Dude I didn't even know who either of them were until about six years later.

And I wouldn't tell you who I voted for anyway. You're not supposed to do that, are you? It's a sacred trust. But the statute of limitations has run on at least one of my secret ballots, and I can now reveal that I voted for Sheila Copps in 1986.

I think that was the year Brian Mulroney's Conservatives (yes, that's actually the name of the party -- there's no "Democrat," "Republican" euphemisms up there) went from 275 seats in the House of Commons to three.

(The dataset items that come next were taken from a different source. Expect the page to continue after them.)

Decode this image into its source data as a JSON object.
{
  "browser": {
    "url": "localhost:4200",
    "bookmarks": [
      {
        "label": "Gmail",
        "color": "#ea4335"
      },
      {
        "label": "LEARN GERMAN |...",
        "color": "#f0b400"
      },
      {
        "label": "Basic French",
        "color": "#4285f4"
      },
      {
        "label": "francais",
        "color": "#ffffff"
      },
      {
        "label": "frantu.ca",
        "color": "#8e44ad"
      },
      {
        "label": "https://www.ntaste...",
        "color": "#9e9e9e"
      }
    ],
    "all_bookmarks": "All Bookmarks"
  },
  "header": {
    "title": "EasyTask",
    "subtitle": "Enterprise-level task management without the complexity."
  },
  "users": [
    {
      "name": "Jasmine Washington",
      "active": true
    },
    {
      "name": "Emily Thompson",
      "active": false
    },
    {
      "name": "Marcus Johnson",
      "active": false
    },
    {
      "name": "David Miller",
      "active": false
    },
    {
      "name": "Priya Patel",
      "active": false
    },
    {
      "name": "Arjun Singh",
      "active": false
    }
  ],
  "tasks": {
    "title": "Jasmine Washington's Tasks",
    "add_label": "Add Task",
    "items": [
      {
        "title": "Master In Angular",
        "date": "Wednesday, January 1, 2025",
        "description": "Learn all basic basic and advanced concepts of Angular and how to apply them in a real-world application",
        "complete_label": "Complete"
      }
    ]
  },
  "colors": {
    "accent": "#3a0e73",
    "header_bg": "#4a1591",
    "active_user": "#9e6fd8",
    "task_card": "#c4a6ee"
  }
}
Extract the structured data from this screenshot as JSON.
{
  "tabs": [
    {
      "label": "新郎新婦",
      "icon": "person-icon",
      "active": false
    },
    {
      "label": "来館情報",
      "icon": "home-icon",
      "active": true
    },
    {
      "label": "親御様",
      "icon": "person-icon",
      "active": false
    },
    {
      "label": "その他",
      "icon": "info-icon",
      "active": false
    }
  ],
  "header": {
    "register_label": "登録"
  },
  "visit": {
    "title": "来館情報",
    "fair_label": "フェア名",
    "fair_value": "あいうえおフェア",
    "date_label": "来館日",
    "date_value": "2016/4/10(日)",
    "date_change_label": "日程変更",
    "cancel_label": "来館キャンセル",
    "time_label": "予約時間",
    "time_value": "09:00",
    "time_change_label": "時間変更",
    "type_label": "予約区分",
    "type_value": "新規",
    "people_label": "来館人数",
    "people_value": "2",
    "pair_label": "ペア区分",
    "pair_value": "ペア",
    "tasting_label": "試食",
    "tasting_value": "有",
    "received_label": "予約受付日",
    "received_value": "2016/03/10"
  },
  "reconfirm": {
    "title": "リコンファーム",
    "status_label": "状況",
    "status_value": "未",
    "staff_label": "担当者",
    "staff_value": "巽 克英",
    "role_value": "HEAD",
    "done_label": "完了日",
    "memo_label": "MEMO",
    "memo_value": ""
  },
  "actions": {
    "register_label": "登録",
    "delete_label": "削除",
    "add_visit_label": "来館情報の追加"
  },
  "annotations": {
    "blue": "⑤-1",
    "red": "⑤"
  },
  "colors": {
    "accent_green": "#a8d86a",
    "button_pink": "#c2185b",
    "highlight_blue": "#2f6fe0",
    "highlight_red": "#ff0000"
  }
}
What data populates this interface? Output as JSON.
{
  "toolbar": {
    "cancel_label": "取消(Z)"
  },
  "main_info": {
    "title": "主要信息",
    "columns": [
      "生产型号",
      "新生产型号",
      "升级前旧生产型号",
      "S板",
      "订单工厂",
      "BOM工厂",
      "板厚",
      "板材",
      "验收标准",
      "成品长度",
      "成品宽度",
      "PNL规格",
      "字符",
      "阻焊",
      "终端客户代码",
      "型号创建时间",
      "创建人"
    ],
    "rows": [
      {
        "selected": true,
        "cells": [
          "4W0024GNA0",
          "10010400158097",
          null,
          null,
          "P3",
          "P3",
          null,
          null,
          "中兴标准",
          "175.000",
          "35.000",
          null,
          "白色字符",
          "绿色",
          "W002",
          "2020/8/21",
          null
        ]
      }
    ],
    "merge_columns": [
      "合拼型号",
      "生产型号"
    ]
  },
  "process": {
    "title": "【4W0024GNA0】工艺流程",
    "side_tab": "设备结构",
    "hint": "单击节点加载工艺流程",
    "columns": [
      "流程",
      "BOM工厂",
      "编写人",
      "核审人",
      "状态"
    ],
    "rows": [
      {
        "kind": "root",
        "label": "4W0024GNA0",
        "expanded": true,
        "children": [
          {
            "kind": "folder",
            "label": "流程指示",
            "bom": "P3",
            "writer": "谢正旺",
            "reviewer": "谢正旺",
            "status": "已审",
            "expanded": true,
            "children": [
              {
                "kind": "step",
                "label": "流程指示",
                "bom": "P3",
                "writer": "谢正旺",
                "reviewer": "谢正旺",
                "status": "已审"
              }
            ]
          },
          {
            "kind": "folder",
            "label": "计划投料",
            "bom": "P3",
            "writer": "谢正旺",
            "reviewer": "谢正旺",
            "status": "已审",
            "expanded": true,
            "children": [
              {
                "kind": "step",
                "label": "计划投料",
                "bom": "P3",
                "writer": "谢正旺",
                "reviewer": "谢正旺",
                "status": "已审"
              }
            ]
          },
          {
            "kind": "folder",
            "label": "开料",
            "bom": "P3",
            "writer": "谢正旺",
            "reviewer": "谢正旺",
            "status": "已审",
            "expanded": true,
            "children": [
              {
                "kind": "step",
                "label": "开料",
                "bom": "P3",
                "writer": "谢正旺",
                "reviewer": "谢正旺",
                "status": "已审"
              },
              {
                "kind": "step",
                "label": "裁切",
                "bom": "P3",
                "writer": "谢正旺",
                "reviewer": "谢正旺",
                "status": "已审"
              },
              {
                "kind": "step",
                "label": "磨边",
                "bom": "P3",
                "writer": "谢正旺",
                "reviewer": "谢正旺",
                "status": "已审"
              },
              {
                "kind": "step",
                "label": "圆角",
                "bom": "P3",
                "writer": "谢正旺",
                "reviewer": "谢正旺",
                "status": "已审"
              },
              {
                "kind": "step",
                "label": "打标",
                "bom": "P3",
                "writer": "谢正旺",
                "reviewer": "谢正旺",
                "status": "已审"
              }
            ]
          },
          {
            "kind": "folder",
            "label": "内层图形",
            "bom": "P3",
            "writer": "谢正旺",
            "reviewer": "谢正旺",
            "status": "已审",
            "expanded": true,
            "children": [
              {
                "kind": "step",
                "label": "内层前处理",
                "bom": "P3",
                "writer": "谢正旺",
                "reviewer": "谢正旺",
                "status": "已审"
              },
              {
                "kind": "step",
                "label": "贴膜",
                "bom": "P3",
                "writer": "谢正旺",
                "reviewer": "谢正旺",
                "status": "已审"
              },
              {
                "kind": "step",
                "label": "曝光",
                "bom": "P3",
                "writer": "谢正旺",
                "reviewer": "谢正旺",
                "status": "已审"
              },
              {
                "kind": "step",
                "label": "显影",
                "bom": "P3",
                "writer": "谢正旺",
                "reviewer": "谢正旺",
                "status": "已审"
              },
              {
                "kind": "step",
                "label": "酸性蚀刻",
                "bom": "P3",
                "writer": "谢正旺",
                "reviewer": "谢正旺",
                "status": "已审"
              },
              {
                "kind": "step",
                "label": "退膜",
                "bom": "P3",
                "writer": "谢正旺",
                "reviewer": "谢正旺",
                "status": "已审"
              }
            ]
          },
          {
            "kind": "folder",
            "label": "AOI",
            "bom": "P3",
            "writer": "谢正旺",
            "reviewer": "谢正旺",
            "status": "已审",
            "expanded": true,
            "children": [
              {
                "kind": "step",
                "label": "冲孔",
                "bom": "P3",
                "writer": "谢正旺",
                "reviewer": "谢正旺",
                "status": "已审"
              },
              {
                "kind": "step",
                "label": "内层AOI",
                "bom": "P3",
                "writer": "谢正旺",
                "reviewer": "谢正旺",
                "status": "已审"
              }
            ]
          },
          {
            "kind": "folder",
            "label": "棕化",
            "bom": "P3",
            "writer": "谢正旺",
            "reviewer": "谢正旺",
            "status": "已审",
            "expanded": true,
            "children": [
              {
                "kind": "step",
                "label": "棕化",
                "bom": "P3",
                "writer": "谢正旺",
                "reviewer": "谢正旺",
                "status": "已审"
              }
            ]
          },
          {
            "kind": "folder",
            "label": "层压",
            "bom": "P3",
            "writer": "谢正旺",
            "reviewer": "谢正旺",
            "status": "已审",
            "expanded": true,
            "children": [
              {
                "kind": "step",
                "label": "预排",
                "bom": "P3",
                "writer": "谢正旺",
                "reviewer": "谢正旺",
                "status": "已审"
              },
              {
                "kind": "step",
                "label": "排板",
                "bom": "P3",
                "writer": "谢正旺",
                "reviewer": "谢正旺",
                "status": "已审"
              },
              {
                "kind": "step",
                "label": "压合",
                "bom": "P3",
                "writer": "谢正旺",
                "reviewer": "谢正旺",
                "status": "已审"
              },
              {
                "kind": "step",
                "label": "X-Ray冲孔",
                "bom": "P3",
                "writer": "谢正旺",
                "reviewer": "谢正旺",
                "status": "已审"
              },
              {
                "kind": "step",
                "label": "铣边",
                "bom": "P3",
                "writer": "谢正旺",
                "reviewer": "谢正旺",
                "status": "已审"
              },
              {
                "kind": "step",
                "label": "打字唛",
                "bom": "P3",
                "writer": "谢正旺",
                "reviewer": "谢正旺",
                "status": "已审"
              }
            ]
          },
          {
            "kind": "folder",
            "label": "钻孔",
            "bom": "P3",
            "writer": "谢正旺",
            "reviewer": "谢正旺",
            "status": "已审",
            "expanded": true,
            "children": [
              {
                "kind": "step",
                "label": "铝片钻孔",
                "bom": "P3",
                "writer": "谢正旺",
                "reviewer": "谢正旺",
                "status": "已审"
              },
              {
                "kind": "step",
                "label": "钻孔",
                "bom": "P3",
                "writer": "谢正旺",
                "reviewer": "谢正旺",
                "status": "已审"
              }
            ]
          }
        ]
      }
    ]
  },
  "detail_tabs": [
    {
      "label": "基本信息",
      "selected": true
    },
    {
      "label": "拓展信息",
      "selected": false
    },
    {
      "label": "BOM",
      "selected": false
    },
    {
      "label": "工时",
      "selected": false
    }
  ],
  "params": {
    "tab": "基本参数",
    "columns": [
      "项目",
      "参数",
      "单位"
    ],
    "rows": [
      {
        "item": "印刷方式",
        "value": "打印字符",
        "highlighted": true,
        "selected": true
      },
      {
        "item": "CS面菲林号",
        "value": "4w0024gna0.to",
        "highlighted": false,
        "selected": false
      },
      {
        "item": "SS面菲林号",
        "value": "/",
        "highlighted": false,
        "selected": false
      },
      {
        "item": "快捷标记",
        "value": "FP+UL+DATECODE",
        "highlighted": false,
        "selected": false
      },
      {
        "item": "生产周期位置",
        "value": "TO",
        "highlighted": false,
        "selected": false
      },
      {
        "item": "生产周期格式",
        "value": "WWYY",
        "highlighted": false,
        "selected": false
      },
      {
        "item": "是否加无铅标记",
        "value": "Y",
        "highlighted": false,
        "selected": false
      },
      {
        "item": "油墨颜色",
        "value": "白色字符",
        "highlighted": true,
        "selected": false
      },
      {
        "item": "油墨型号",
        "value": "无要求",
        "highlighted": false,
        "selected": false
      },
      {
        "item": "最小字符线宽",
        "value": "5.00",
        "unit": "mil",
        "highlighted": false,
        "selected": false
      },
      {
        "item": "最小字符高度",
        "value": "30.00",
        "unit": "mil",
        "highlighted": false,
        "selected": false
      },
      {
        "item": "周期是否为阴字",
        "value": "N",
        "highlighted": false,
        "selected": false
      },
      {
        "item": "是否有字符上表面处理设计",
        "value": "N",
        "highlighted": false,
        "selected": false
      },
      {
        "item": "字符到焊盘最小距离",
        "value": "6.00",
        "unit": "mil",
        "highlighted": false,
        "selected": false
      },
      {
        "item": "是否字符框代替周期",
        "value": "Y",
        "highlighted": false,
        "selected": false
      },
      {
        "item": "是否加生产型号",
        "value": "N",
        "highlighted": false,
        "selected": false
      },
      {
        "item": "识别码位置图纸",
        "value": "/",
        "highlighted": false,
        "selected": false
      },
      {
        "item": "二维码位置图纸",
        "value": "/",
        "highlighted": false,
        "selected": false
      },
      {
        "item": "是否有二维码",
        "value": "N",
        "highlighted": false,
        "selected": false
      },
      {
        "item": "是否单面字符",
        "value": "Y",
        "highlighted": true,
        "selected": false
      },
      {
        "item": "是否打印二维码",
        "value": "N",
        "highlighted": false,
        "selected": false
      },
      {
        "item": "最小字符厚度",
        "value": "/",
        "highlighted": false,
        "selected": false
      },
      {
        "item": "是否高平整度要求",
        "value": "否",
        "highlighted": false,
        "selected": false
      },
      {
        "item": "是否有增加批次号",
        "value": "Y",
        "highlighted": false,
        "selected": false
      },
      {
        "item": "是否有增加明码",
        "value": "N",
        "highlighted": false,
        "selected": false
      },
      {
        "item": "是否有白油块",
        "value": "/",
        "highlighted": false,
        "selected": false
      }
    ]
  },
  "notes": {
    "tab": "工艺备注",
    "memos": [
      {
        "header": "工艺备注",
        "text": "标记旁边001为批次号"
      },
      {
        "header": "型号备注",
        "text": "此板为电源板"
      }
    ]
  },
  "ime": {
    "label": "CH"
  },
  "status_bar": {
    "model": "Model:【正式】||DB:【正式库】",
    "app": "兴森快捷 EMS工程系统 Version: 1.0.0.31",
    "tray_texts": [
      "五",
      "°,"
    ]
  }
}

Those were the days my friend.

William Tyroler said...
This comment has been removed by the author.
William Tyroler said...

Is (was?) Louis Butler "a textualist in the mode of Antonin Scalia"? Beats me. But at least Scalia's intellectual integrity leads him to take positions, as in confrontation clause cases going back at least to Coy v. Iowa, that defy ideological categorization. Very recently,

Scalia told CBS News' "60 Minutes" that he may be conservative, but he is not biased on issues that come before the Court. "I mean, I confess to being a social conservative, but it does not affect my views on cases," Scalia said in excerpts released Thursday.

The same can't reasonably said about Gableman. Indeed, as iT indicates above, Gableman ran on the idea that the confrontation clause is a "needless technicality." Butler may not be a Scalia-type textualist, and the claim that he was may or may not be "silly" as Professor Esenberg indicates. But if the idea is that Scalia-type textualism is a bulwark againt judicial "activism" (a premise not explicitly made by the post, to be sure, but certainly seems implicit), then it's fair to ask whether Butler's replacement will be an improvment in this area. Unfavorable comparisons of Butler to Scalia obscure this question. The race is over, Professor Esenberg's preferred candidate won. Is Gableman likely to be a "textualist"? He has no body of work that I know of to support any conclusions, so we're limited to his public pronouncements during the campaign, and they therefore represent something like a mandate. Those pronouncements may make his supproters confident that he'll support the result that they prefer in any given case but they don't, to my mind anyway, give any confidence of Scalia-type textualism. Even if Butler's detractors are correct, they have in all likelihood merely replaced one type of result-oriented jurisprudence with another.

Terrence Berres said...

"Is (was?) Louis Butler 'a textualist in the mode of Antonin Scalia'? Beats me."

I noticed Justice Butler never had colleagues nickname him "Scalouie".